Long Distance Relationship

Long Distance Relationship alias hubungan jarak jauh (selanjutnya kita singkat LDR ajah kali yaa) memang bukan pilihan yang mudah... Apalagi bagi sepasang suami istri. Tapi ada kalanya, LDR menjadi satu-satunya pilihan terbaik. Ada kondisi di mana memang mengharuskan untuk LDR. Ada yang seminggu sekali berjumpa. Sebulan sekali. Setiap 6 bulan. Dan bahkan ada yang sampai hitungan tahun!

"Saya 6 tahun menikah. Tapi 75% dari pernikahan itu adalah LDR."

"Kami pernah 6 tahun tidak berjumpa setelah nikah. Suami ga pulang. Dan saya menghabiskan waktu dengan kesibukan yang padat."

Dua pernyataan tersebut aku dengar langsung dari yang bersangkutan (dengan redaksional berbeda).

"Dulu, kala belum ada skype dan video call lainnya... kami LDR sekian tahun hanya dengan mengandalkan telpon saja."

"Di negara kami yang masih terbelakang, saya berkomunikasi dengan istri hanya lewat surat. Itupun suratnya baru sampai 1 bulan kemudian."

Dua pernyataan terakhir adalah cerita yang didengar suami dari teman-temannya.

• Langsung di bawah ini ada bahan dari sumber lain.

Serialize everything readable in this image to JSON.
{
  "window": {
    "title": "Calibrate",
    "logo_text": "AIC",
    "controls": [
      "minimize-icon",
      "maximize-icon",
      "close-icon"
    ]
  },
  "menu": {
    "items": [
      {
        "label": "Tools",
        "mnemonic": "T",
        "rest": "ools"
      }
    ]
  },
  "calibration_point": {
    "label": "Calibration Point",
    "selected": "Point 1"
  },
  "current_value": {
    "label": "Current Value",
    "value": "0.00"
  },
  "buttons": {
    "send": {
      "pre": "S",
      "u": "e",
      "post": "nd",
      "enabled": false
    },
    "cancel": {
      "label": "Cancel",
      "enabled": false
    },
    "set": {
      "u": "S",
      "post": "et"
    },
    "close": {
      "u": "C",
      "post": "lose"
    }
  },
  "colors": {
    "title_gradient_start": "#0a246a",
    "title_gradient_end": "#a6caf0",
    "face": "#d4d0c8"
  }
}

Aahh.. pasti beraaat banget. Aku yang LDR cuma 7 bulan saja sebelum berangkat ke Riyadh (dan itupun sebagian waktu LDR nya diisi dengan kesibukan mengejar target tesis yang supeeerr extra menyita waktu) sudah terasa beraaaat... Padahal juga sudah didukung dengan teknologi video call (dan kami video call hampir tiap hari), tetap saja beraaaat rasanya. Apatah lagi yang LDR bertahun-tahun dan tidak didukung dengan teknologi yang mendekatkan yang jauh semisal video call. Duuhh.. yang pasti... berat bangeeett...

Ada yang lebih nyesek lagi. Ada salah seorang teman dari rekan kerja Abu Aafiya yang bercerita memilukan. Karena LDR, si anak beranggapan bapaknya ada di laptop. Ceritanya mereka tiap hari video call... Biar ada komunikasi antara anak dan bapak mungkin maksudnya. Suatu ketika si bapak pulang ke kampung halaman. Si anak tak mengenali bapaknya dan bilang, "bapakku yg ada di laptop bukan yg ini... " ahhh pasti sedih bangeeett...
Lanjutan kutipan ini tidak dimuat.